# synodontis petricola catfish tank...



## Johnny579 (Aug 22, 2014)

Ive been planning a new tank for a while now and after much research ive finally come to conclusion of the layout and stocking of the tank. It will be a 20 gallon tank with 2 inches of white sand substrate. I have piece of driftwood that will arch nicely and provide plenty of hiding places and leave enough room for some smooth rocks for caves. It will be lightly planted moss balls java fern, maybe anubias and im debating a floating plant. If i happen across some plants thats not already in my other tanks im may try it. 
The definite fish will include
-1 synodontis petricola catfish
-1 marbled or spotted raphael catfish
-4 african dwarf drogs
-6 dalmation mollies
From what research ive done and some personal experience, that should make for a peaceful tank. I will admit to being new to the synodontis and the mollies but i have years of experience with adfs and ive had a striped raphael for a while.

Some maybes for the tank are
-ghost catfish
-a clown, rubberlip, or bushy nose pleco
-rasboras (possible molly alternative, again never had them)
-kuhli loaches
-indian almond leaves
-betta (i do love bettas and hardly skip a chance to drop one in when i have a compatible tank)

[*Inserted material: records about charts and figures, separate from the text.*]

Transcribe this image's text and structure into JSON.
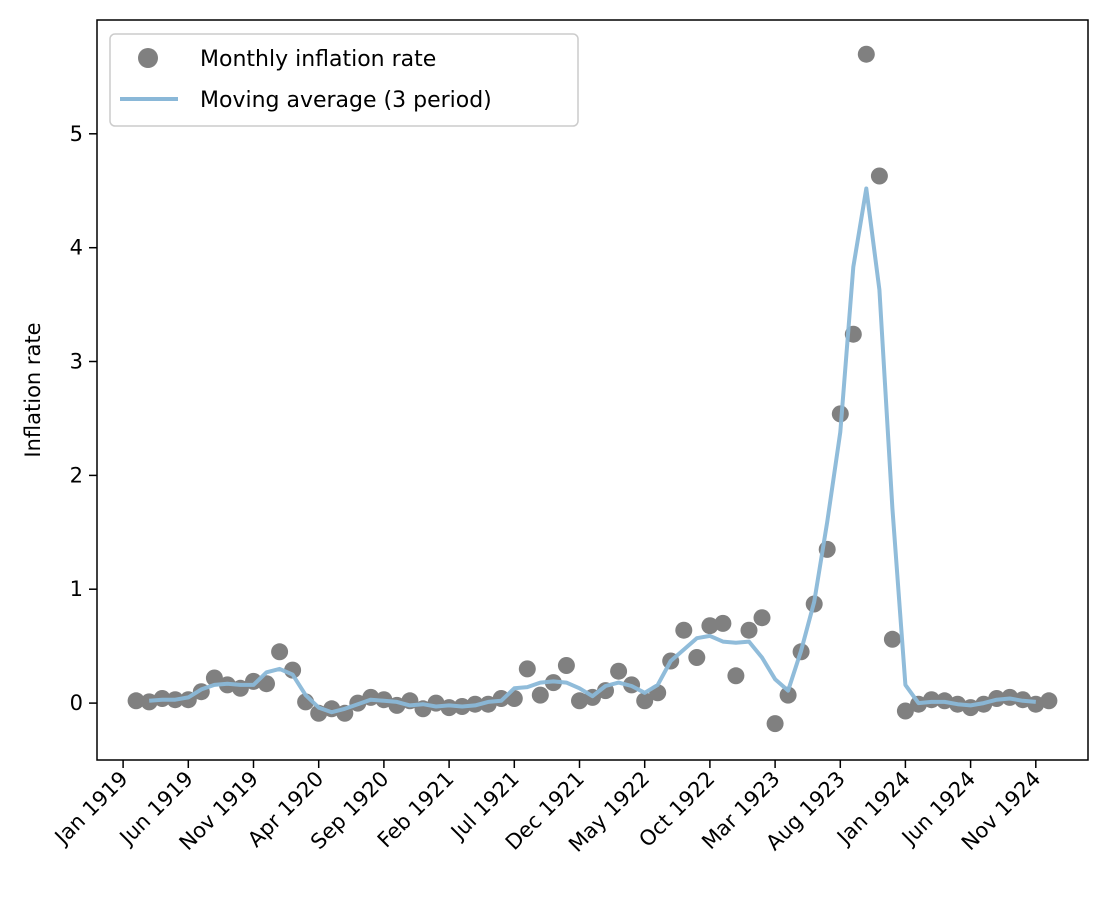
{
  "chart_data": {
    "type": "scatter",
    "title": "",
    "xlabel": "",
    "ylabel": "Inflation rate",
    "x_ticks": [
      "Jan 1919",
      "Jun 1919",
      "Nov 1919",
      "Apr 1920",
      "Sep 1920",
      "Feb 1921",
      "Jul 1921",
      "Dec 1921",
      "May 1922",
      "Oct 1922",
      "Mar 1923",
      "Aug 1923",
      "Jan 1924",
      "Jun 1924",
      "Nov 1924"
    ],
    "x_range": [
      "1918-11",
      "1925-03"
    ],
    "y_ticks": [
      0,
      1,
      2,
      3,
      4,
      5
    ],
    "ylim": [
      -0.5,
      6.0
    ],
    "grid": false,
    "legend_position": "top-left",
    "series": [
      {
        "name": "Monthly inflation rate",
        "kind": "scatter",
        "color": "#808080",
        "x": [
          "1919-02",
          "1919-03",
          "1919-04",
          "1919-05",
          "1919-06",
          "1919-07",
          "1919-08",
          "1919-09",
          "1919-10",
          "1919-11",
          "1919-12",
          "1920-01",
          "1920-02",
          "1920-03",
          "1920-04",
          "1920-05",
          "1920-06",
          "1920-07",
          "1920-08",
          "1920-09",
          "1920-10",
          "1920-11",
          "1920-12",
          "1921-01",
          "1921-02",
          "1921-03",
          "1921-04",
          "1921-05",
          "1921-06",
          "1921-07",
          "1921-08",
          "1921-09",
          "1921-10",
          "1921-11",
          "1921-12",
          "1922-01",
          "1922-02",
          "1922-03",
          "1922-04",
          "1922-05",
          "1922-06",
          "1922-07",
          "1922-08",
          "1922-09",
          "1922-10",
          "1922-11",
          "1922-12",
          "1923-01",
          "1923-02",
          "1923-03",
          "1923-04",
          "1923-05",
          "1923-06",
          "1923-07",
          "1923-08",
          "1923-09",
          "1923-10",
          "1923-11",
          "1923-12",
          "1924-01",
          "1924-02",
          "1924-03",
          "1924-04",
          "1924-05",
          "1924-06",
          "1924-07",
          "1924-08",
          "1924-09",
          "1924-10",
          "1924-11",
          "1924-12"
        ],
        "values": [
          0.02,
          0.01,
          0.04,
          0.03,
          0.03,
          0.1,
          0.22,
          0.16,
          0.13,
          0.19,
          0.17,
          0.45,
          0.29,
          0.01,
          -0.09,
          -0.05,
          -0.09,
          0.0,
          0.05,
          0.03,
          -0.02,
          0.02,
          -0.05,
          -0.0,
          -0.04,
          -0.03,
          -0.01,
          -0.01,
          0.04,
          0.04,
          0.3,
          0.07,
          0.18,
          0.33,
          0.02,
          0.05,
          0.11,
          0.28,
          0.16,
          0.02,
          0.09,
          0.37,
          0.64,
          0.4,
          0.68,
          0.7,
          0.24,
          0.64,
          0.75,
          -0.18,
          0.07,
          0.45,
          0.87,
          1.35,
          2.54,
          3.24,
          5.7,
          4.63,
          0.56,
          -0.07,
          -0.01,
          0.03,
          0.02,
          -0.01,
          -0.04,
          -0.01,
          0.04,
          0.05,
          0.03,
          -0.01,
          0.02
        ]
      },
      {
        "name": "Moving average (3 period)",
        "kind": "line",
        "color": "#8ab8d8",
        "x": [
          "1919-03",
          "1919-04",
          "1919-05",
          "1919-06",
          "1919-07",
          "1919-08",
          "1919-09",
          "1919-10",
          "1919-11",
          "1919-12",
          "1920-01",
          "1920-02",
          "1920-03",
          "1920-04",
          "1920-05",
          "1920-06",
          "1920-07",
          "1920-08",
          "1920-09",
          "1920-10",
          "1920-11",
          "1920-12",
          "1921-01",
          "1921-02",
          "1921-03",
          "1921-04",
          "1921-05",
          "1921-06",
          "1921-07",
          "1921-08",
          "1921-09",
          "1921-10",
          "1921-11",
          "1921-12",
          "1922-01",
          "1922-02",
          "1922-03",
          "1922-04",
          "1922-05",
          "1922-06",
          "1922-07",
          "1922-08",
          "1922-09",
          "1922-10",
          "1922-11",
          "1922-12",
          "1923-01",
          "1923-02",
          "1923-03",
          "1923-04",
          "1923-05",
          "1923-06",
          "1923-07",
          "1923-08",
          "1923-09",
          "1923-10",
          "1923-11",
          "1923-12",
          "1924-01",
          "1924-02",
          "1924-03",
          "1924-04",
          "1924-05",
          "1924-06",
          "1924-07",
          "1924-08",
          "1924-09",
          "1924-10",
          "1924-11"
        ],
        "values": [
          0.02,
          0.03,
          0.03,
          0.05,
          0.12,
          0.16,
          0.17,
          0.16,
          0.16,
          0.27,
          0.3,
          0.25,
          0.07,
          -0.04,
          -0.08,
          -0.05,
          -0.01,
          0.03,
          0.02,
          0.01,
          -0.02,
          -0.01,
          -0.03,
          -0.02,
          -0.03,
          -0.02,
          0.01,
          0.02,
          0.13,
          0.14,
          0.18,
          0.19,
          0.18,
          0.13,
          0.06,
          0.15,
          0.18,
          0.15,
          0.09,
          0.16,
          0.37,
          0.47,
          0.57,
          0.59,
          0.54,
          0.53,
          0.54,
          0.4,
          0.21,
          0.11,
          0.46,
          0.89,
          1.59,
          2.38,
          3.83,
          4.52,
          3.63,
          1.71,
          0.16,
          0.0,
          0.01,
          0.01,
          -0.01,
          -0.02,
          0.0,
          0.03,
          0.04,
          0.02,
          0.01
        ]
      }
    ]
  }
}
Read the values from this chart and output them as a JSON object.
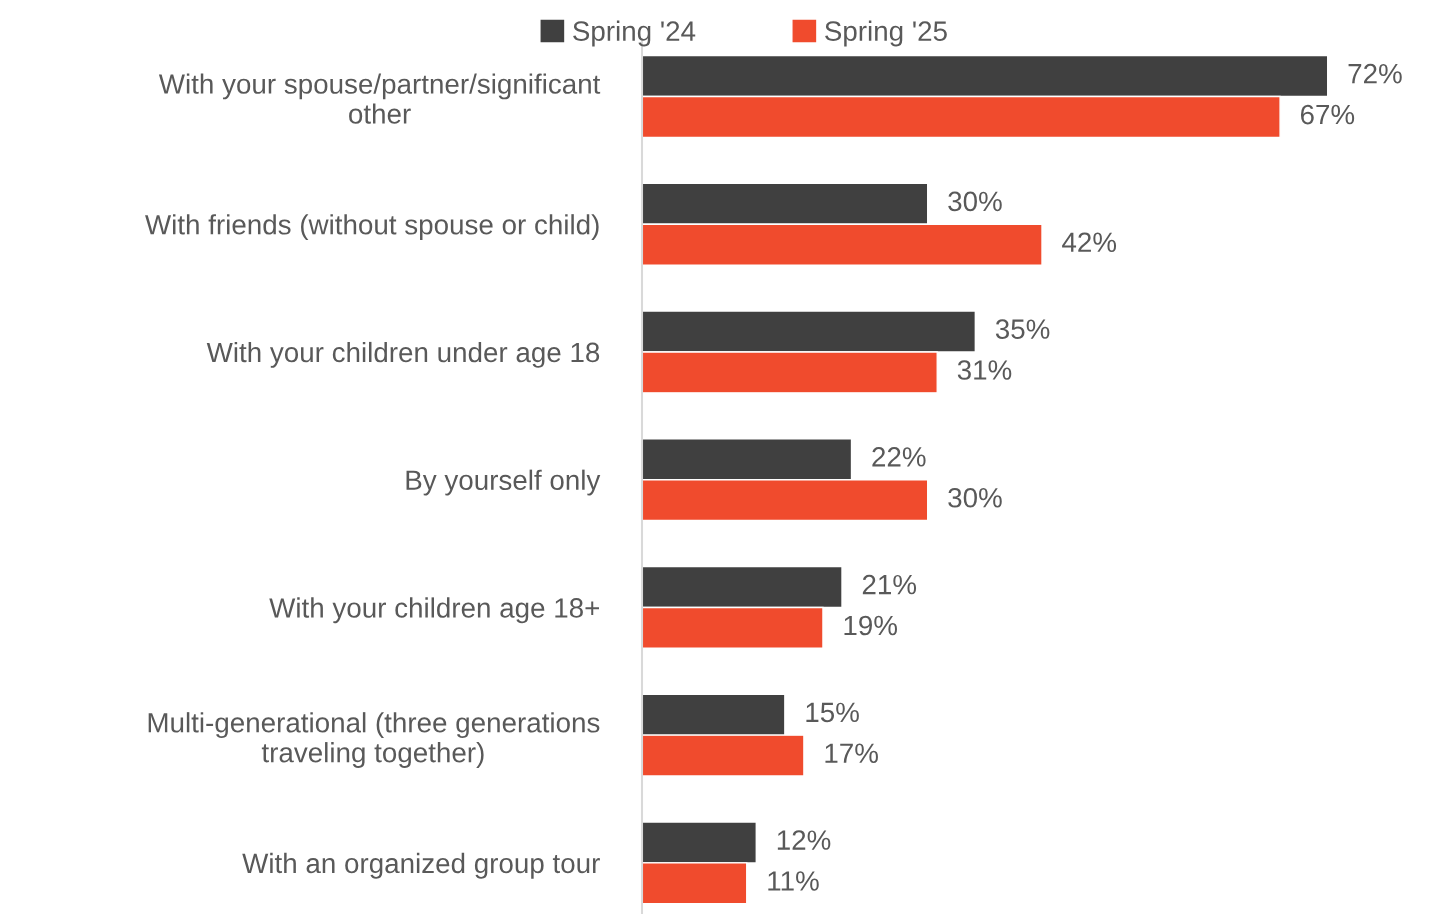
{
  "chart_data": {
    "type": "bar",
    "orientation": "horizontal",
    "categories": [
      "With your spouse/partner/significant\nother",
      "With friends (without spouse or child)",
      "With your children under age 18",
      "By yourself only",
      "With your children age 18+",
      "Multi-generational (three generations\ntraveling together)",
      "With an organized group tour"
    ],
    "series": [
      {
        "name": "Spring '24",
        "color": "#404040",
        "values": [
          72,
          30,
          35,
          22,
          21,
          15,
          12
        ],
        "value_labels": [
          "72%",
          "30%",
          "35%",
          "22%",
          "21%",
          "15%",
          "12%"
        ]
      },
      {
        "name": "Spring '25",
        "color": "#f04b2d",
        "values": [
          67,
          42,
          31,
          30,
          19,
          17,
          11
        ],
        "value_labels": [
          "67%",
          "42%",
          "31%",
          "30%",
          "19%",
          "17%",
          "11%"
        ]
      }
    ],
    "legend": "top",
    "tick_labels": "y"
  }
}
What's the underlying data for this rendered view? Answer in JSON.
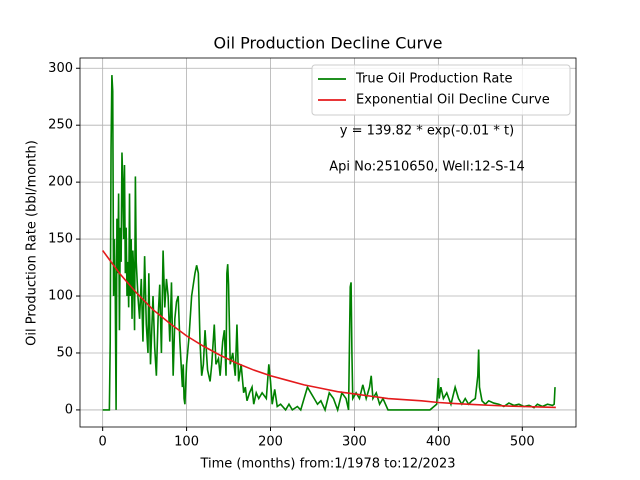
{
  "chart_data": {
    "type": "line",
    "title": "Oil Production Decline Curve",
    "xlabel": "Time (months) from:1/1978 to:12/2023",
    "ylabel": "Oil Production Rate (bbl/month)",
    "annotations": [
      "y = 139.82 * exp(-0.01 * t)",
      "Api No:2510650, Well:12-S-14"
    ],
    "xlim": [
      -27,
      564
    ],
    "ylim": [
      -15,
      309
    ],
    "xticks": [
      0,
      100,
      200,
      300,
      400,
      500
    ],
    "yticks": [
      0,
      50,
      100,
      150,
      200,
      250,
      300
    ],
    "grid": true,
    "legend": "upper right",
    "series": [
      {
        "name": "True Oil Production Rate",
        "color": "#008000",
        "x": [
          0,
          5,
          8,
          9,
          10,
          11,
          12,
          13,
          14,
          15,
          16,
          17,
          18,
          19,
          20,
          21,
          22,
          23,
          24,
          25,
          26,
          27,
          28,
          29,
          30,
          31,
          32,
          33,
          34,
          35,
          36,
          37,
          38,
          39,
          40,
          42,
          44,
          46,
          48,
          50,
          52,
          54,
          55,
          57,
          58,
          60,
          62,
          64,
          66,
          68,
          70,
          72,
          74,
          76,
          78,
          80,
          82,
          84,
          86,
          88,
          90,
          92,
          95,
          96,
          97,
          98,
          100,
          103,
          106,
          110,
          112,
          114,
          116,
          118,
          120,
          122,
          125,
          128,
          130,
          133,
          135,
          138,
          140,
          143,
          145,
          147,
          148,
          149,
          150,
          152,
          155,
          158,
          160,
          162,
          165,
          168,
          170,
          172,
          175,
          178,
          180,
          183,
          186,
          190,
          195,
          198,
          200,
          202,
          205,
          208,
          212,
          218,
          222,
          226,
          232,
          236,
          240,
          244,
          248,
          252,
          256,
          260,
          265,
          270,
          275,
          280,
          285,
          290,
          293,
          295,
          296,
          297,
          298,
          302,
          306,
          310,
          314,
          318,
          320,
          322,
          326,
          330,
          334,
          340,
          350,
          360,
          370,
          380,
          390,
          398,
          400,
          401,
          403,
          406,
          410,
          415,
          420,
          424,
          428,
          432,
          436,
          440,
          444,
          447,
          448,
          449,
          452,
          456,
          460,
          466,
          472,
          478,
          484,
          490,
          496,
          502,
          508,
          514,
          518,
          524,
          530,
          536,
          538,
          539
        ],
        "values": [
          0,
          0,
          0,
          60,
          230,
          294,
          280,
          100,
          150,
          105,
          0,
          168,
          120,
          190,
          70,
          160,
          130,
          226,
          200,
          150,
          215,
          120,
          160,
          100,
          130,
          90,
          190,
          100,
          150,
          80,
          140,
          120,
          70,
          205,
          130,
          100,
          80,
          115,
          60,
          135,
          75,
          50,
          120,
          40,
          60,
          100,
          55,
          30,
          80,
          110,
          50,
          140,
          90,
          115,
          100,
          60,
          112,
          30,
          80,
          95,
          100,
          60,
          20,
          40,
          10,
          5,
          40,
          65,
          100,
          120,
          127,
          120,
          60,
          30,
          40,
          70,
          35,
          25,
          40,
          75,
          40,
          45,
          30,
          60,
          70,
          30,
          120,
          128,
          110,
          40,
          50,
          30,
          75,
          25,
          40,
          15,
          20,
          8,
          15,
          20,
          5,
          15,
          10,
          15,
          10,
          40,
          25,
          5,
          18,
          3,
          5,
          0,
          5,
          0,
          3,
          0,
          10,
          20,
          15,
          10,
          5,
          8,
          0,
          15,
          10,
          0,
          15,
          10,
          0,
          108,
          112,
          50,
          10,
          15,
          10,
          22,
          10,
          20,
          30,
          10,
          15,
          5,
          10,
          0,
          0,
          0,
          0,
          0,
          0,
          5,
          28,
          10,
          20,
          10,
          15,
          5,
          20,
          10,
          5,
          10,
          5,
          8,
          10,
          30,
          53,
          20,
          8,
          5,
          8,
          6,
          5,
          3,
          6,
          4,
          5,
          3,
          4,
          2,
          5,
          3,
          5,
          4,
          5,
          20
        ]
      },
      {
        "name": "Exponential Oil Decline Curve",
        "color": "#e41a1c",
        "x": [
          0,
          20,
          40,
          60,
          80,
          100,
          120,
          140,
          160,
          180,
          200,
          220,
          240,
          260,
          280,
          300,
          320,
          340,
          360,
          380,
          400,
          420,
          440,
          460,
          480,
          500,
          520,
          540
        ],
        "values": [
          140,
          120,
          103,
          88,
          76,
          65,
          56,
          48,
          41,
          35,
          30,
          26,
          22,
          19,
          16,
          14,
          12,
          10,
          9,
          8,
          6.5,
          5.6,
          4.8,
          4.1,
          3.5,
          3,
          2.6,
          2.2
        ]
      }
    ]
  }
}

I would love some suggestions and to hear opinions on my setup. Thanks


----------



## Johnny579 (Aug 22, 2014)

As a side note another maybe and molly alternative would be a female betta sorority. But again thats a maybe.


----------



## n25philly (Dec 5, 2013)

Did a quick look for you, and right off the bat the sydontis petricola should be kept in groups of 4 or more. Also a 20 gal is too small for what you have planned let alone any of the maybes


----------